Ainda, a maior frequência de cardiopatia relatada nos casos agudos isolados (48%) pode sugerir uma associação da transmissão oral ou da transmissão vetorial clássica com a linhagem do protozoário, uma vez que a TcI já foi encontrada em todos os casos isolados da DC e associada à DC crônica e cardiomiopatia chagásica,27,28 e a TcIV identificada em surtos.21 No entanto, não podemos afirmar que essa associação seja verdadeira, considerando o pequeno número de pacientes que tiveram a linhagem do parasita identificada.
Durante a avaliação cardíaca na fase aguda, a maioria dos pacientes apresentaram resultados normais tanto da ECG como da ETT. No período pós-tratamento, observamos que a maioria dos pacientes evoluíram para a normalidade nos exames cardiológicos. Houve boa recuperação no caso de derrame pericárdico, porém alterações de repolarização ventricular permaneceram em quatro pacientes mesmo após o tratamento. Essa indefinição foi já destacada em outros estudos de acompanhamento de casos agudos, uma vez que ainda se conhece um parâmetro preditor de cura para a doença.6,13,14
Embora casos de alterações cardíacas no estado do Amazonas não sejam frequentes, o conhecimento acerca de toda dinâmica da transmissão e de possíveis influências é ainda escasso. Casos agudos registrados no estado vizinho Pará apresentaram envolvimento cardíaco grave, com três mortes por miocardite, insuficiência renal e tamponamento cardíaco.19 Em um estudo conduzido por Ferreira et al.,29 na região do Amazonas, foram relatados cinco casos (dois do Pará e três do Amazonas), todos com alterações cardíacas revertidas e nenhuma morte. No presente estudo, um óbito foi registrado de uma criança de três meses de idade, que apresentou choque cardiogênico e meningoencefalite devido à transmissão vetorial com a presença de chagoma, um inchaço cutâneo no local da inoculação. Essa diferença marcante sugere que as manifestações clínicas e a mortalidade são menores no estado do Amazonas, por razão ainda indefinida.
Este foi um estudo longitudinal unicêntrico, envolvendo pequena população, e a maioria vivendo no interior do estado. Esses fatores não permitiram um acompanhamento completo, contribuindo para uma perda de pacientes. Além disso, foi possível a identificação das linhagens do parasita somente daqueles pacientes recrutados mais recentemente no estudo, o que limitou a caracterização genética.

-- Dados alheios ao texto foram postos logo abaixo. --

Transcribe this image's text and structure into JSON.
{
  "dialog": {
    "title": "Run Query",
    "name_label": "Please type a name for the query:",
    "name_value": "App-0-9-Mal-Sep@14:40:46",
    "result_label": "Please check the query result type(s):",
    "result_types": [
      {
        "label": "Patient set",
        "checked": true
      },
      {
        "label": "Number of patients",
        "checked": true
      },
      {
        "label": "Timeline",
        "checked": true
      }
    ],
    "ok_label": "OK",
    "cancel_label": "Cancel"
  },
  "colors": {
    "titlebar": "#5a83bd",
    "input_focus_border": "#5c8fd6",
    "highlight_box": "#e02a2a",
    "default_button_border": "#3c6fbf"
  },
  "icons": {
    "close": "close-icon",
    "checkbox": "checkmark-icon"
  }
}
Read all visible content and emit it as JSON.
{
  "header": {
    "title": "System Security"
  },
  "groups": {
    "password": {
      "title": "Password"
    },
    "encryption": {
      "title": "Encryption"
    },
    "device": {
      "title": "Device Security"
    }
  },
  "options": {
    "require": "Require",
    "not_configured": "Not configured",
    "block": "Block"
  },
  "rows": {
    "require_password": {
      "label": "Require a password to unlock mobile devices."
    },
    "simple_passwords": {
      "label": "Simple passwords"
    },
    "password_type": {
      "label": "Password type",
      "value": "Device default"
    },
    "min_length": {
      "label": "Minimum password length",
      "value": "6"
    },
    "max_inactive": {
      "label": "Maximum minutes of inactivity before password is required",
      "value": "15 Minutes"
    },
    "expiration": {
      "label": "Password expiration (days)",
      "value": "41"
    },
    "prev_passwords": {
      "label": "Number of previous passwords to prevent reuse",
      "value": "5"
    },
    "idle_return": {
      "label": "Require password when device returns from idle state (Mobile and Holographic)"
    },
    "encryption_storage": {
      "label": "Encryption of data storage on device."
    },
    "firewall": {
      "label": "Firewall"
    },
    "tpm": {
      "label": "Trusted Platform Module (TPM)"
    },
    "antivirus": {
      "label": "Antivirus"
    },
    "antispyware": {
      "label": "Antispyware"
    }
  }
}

Em nosso estudo, demonstramos a presença de alterações cardíacas em 33% dos pacientes na fase aguda da DC. Apesar de a maioria dos casos estar presentes na mesorregião sudoeste, a maior frequência dessas alterações foi detectada na mesorregião do Amazonas Central e casos agudos isolados.
Apesar de as alterações cardíacas estarem presentes em baixa frequência durante a fase pré-tratamento, essa condição clínica sugere a existência de um novo perfil epidemiológico no estado do Amazonas, que difere do perfil presente nos estados vizinhos. É possível que esse cenário de mudança esteja associado com a linhagem do T.cruzi. A maioria dos pacientes acompanhados tiveram um desfecho satisfatório, mas em alguns, as alterações cardíacas persistiram ou mesmo evoluíram posteriormente.
Portanto, é evidente a necessidade de se reforçarem ações de vigilância para o diagnóstico e tratamento imediatos, e para o acompanhamento contínuo, de longo prazo, da condição cardíaca dos pacientes com DC aguda a fim de se estabelecerem medidas preventivas e melhorar o prognóstico dessa população em nossa região.